Vous êtes sévère envers les euskaldun : vous mettez-vous dans le même panier?
Évidemment ! Qui suis-je, pour donner des leçons ? Vivre avec autrui n’est pas aisé, surtout si l’on reste dans des discours simplistes, et que nous systématisons ceux-ci.
Les systématisations vous effraient ?
Elles me sont de grands dangers ! Il est difficile d’en sortir, et, par conséquent, de se connaître l’un l’autre.
La frontière entre l’auteure et la protagoniste est floue.
Je ne m’identifie pas totalement au personnage, et ne fais que présenter des propositions. Après, chacun fait ce qu’il veut. Il n’y a pas d’avis fermes, mais discutables. Comme si l’on répandait des semences. Pour éviter des crispations.
Même si le livre parcourt le monde, on peut relier certaines problématiques ?

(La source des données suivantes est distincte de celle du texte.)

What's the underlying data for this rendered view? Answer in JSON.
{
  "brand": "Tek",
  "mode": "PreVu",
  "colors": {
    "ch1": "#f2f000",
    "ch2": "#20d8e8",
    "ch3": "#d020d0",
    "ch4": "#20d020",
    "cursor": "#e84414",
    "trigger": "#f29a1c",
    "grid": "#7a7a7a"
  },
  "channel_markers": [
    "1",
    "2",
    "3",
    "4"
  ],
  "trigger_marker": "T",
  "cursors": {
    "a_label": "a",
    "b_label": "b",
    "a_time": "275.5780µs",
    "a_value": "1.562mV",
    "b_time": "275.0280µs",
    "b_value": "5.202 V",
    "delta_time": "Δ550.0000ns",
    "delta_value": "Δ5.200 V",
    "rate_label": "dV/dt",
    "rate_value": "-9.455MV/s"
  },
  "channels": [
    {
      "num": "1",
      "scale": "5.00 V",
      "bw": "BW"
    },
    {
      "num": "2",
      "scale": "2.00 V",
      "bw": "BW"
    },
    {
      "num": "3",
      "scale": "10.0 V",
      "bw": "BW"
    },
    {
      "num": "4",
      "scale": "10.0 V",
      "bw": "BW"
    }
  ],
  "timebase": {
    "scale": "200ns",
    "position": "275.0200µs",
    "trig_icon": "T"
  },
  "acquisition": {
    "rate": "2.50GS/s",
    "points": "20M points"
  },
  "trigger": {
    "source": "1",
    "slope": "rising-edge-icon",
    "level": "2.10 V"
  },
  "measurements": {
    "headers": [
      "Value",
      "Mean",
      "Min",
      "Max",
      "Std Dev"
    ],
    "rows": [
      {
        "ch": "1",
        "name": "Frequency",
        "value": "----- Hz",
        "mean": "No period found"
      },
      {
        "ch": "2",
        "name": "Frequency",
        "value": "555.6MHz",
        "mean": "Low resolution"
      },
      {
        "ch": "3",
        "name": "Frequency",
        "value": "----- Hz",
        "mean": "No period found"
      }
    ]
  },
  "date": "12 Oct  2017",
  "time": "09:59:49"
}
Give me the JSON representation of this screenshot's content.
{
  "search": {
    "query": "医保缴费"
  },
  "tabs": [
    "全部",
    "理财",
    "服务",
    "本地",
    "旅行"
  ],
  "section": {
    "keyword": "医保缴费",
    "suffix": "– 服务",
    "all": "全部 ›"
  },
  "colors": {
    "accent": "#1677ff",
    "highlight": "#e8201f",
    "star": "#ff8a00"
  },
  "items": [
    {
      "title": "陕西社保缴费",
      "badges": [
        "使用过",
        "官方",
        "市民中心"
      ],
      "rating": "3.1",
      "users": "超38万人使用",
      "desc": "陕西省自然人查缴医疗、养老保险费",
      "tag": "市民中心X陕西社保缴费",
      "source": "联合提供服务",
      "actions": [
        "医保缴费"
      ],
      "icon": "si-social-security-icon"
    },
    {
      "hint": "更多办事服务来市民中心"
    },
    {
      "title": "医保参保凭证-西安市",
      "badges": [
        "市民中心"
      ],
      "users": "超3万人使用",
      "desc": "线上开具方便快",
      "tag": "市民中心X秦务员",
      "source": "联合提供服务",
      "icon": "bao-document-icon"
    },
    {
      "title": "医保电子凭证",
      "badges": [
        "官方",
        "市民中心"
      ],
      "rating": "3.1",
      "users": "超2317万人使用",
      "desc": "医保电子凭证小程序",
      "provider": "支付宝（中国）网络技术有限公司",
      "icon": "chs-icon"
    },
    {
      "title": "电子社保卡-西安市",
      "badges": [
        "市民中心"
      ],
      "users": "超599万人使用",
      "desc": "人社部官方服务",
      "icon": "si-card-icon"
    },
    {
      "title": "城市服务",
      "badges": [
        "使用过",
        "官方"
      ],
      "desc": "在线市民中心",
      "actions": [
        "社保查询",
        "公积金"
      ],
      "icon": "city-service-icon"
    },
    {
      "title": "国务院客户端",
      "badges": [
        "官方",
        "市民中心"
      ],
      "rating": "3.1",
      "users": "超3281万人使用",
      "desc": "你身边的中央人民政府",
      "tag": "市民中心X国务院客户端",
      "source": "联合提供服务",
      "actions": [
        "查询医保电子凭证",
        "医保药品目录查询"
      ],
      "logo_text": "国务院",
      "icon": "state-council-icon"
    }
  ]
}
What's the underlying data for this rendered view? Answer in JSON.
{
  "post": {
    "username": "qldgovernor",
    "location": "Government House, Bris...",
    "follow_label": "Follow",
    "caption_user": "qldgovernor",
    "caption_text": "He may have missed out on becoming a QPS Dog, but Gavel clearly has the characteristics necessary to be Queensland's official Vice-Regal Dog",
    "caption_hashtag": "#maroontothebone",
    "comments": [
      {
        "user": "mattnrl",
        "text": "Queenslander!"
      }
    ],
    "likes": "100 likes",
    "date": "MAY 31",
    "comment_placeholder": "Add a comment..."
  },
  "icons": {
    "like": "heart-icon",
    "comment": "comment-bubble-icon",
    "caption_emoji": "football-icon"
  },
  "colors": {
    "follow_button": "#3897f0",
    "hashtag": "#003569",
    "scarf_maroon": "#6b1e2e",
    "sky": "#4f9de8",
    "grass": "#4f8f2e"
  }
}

Ou bien c’est moi qui vois les problématiques qui m’intéressent chez les autres ! J’ai vu les gens rêver d’Europe au Sénégal, et, autour de Paris, la grande misère des enfants d’immigrés. Une misère psychologique, sociale, matérielle, et culturelle. J’y ai constaté la conséquence de ne pas transmettre la culture et la langue de chacun aux enfants. Des enfants perdus sans identité, sans repères, ne sachant maîtriser aucune langue. Ne sachant pas qui sont leurs parents, d’où ils viennent. Des enfants qui, durant la même année, changeaient plusieurs fois de nom de famille et de foyers. Même si leur carte d’identité est française, les « purs » Français les rejettent parce qu’ils sont Noirs et ne maîtrisent pas la langue. Ils ne sortent jamais de leur quartier, ne savent pas ce qu’est le travail, ou la nature. Ils me demandaient comment diable on pouvait tenir debout sur le sommet d’une montagne ! Ils ne croient en rien. La télévision a formaté toute leur imagination. Ils ont fini leur vie à douze ans, parce qu’ils n’en voient aucune issue. La violence est leur seule manière d’exister : ou vous êtes victime, ou assaillant. C’est leur seul exemple.
Ce sont les conséquences de ces phénomènes de migrations, dans n’importe quel endroit du monde.
J’ai vu des familles transmettre leur langue et leur culture, et ceux-là n’avaient pas de problème, ni à l’école, ni au travail. Mais, pour la plupart, les gens ont fui la guerre ou la famine, ou par envie d’être riche ; quoi qu’il en soit, ils n’ont absolument pas réfléchi sur la culture. Par conséquent, ils sont entassés les uns sur les autres, se haïssant, et sont très consommateurs, afin de goûter une part de bonheur. Il y aurait là un énorme chantier des pouvoirs publics, mais…
Vous soulignez une autre problématique, que ce soit en Afrique ou à Paris : le monde masculin.
Oui, sans femmes, qui sont dans l’ombre, sans sortir de leur domicile, étant perpétuellement en train de garder les enfants. Elles tombent enceinte avant de pouvoir faire des études, et n’ont donc rien à dire. Elles n’ont pas eu l’occasion de se développer intellectuellement, et n’ont pas grand but ou ambition. Puis, généralement, il faut une relation de force pour pouvoir accéder au respect. C’est notamment le cas de la protagoniste qui, dans cette partie-là de l’histoire, en devenant employée du collège, représente l’institution : la pureté et la richesse des Français communs. Puis les enfants savent que les employés du collège ne durent pas, et qu’ils ne doivent rien espérer d’eux. C’est d’ailleurs pour cela que je fais réaliser un petit rêve personnel à la protagoniste : sauver une enfant de la cité, en la sortant de là.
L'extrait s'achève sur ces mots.